Gina: I think that’s another important role that HX can play is to continue to help drive that activity and make sure when they come here they have a great experience, they see the right kind of companies, the right institutions in Houston and that we continue to build on that momentum. I think as exciting as all these companies or venture funds coming from outside, we continue to see more and more family offices focused on venture investing. Some of the private equity firms are carving off a piece to focus on venture, and then there’s a host that are opening an office here or starting a fund here, and so I think all those things will continue to build over time.
Blair: Yeah, absolutely, all together. I know people will look back and they’ll look at the stats: the PitchBook stats or the PwC MoneyTree stats and they’ll say, how much capital is actually being invested in Houston?
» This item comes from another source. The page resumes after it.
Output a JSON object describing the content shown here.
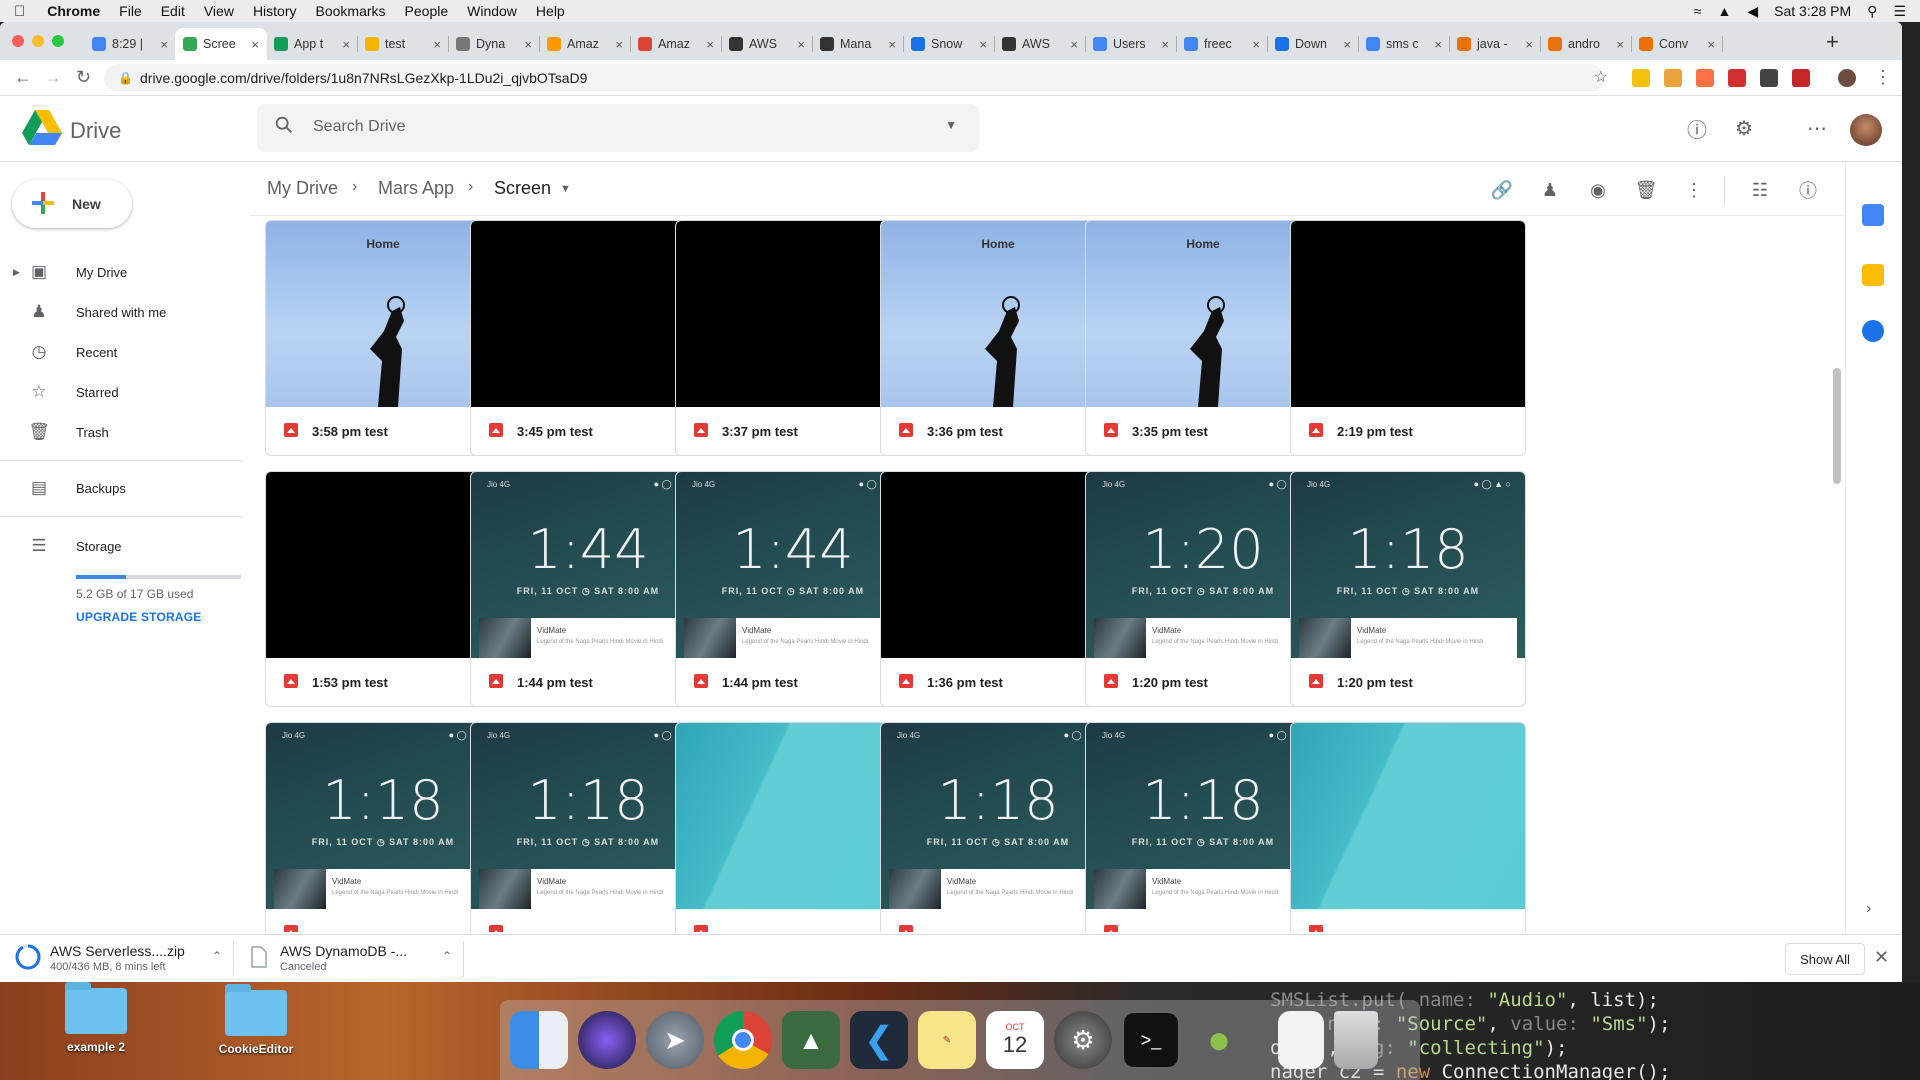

One of the things I’ve constantly said there is, that is one data point, but the key thing is at those early stages, a lot of times, angel investors or family offices, they won’t register the data with the appropriate services. We do because we’re a venture fund and they know how to reach us, but all those groups. And so I don’t think we’re going to see the data improve for probably a couple more quarters, you know, for all that to move forward.
Gina: I think that is so true and I’ve seen that often with entrepreneurs and people in the community that I talk to. They’re writing checks and nobody’s reporting that to—
Blair: Well, it’s private, right? They don’t want to disclose that data.
Gina: That’s right. Which is fine. We want them to continue to write those checks and fund those entrepreneurs. So, we could talk all day, clearly, but it’s great to have you. I want to say thank you for all you have done and continue to do for the Houston ecosystem and for entrepreneurs, and I feel like we’re going to be sitting here in five years giving each other a big high five.
Blair: Well, we need to do another bus trip in Santa Fe and look back and say, hey, look and see all we’ve accomplished.
Gina: That’s right. I’ll look forward to that.
Blair: It’s been great.
Gina: And that wraps up my discussion with Blair Garrou, Co-founder and Managing Director of Mercury Fund. I’m Gina Luna, and this is HXTV.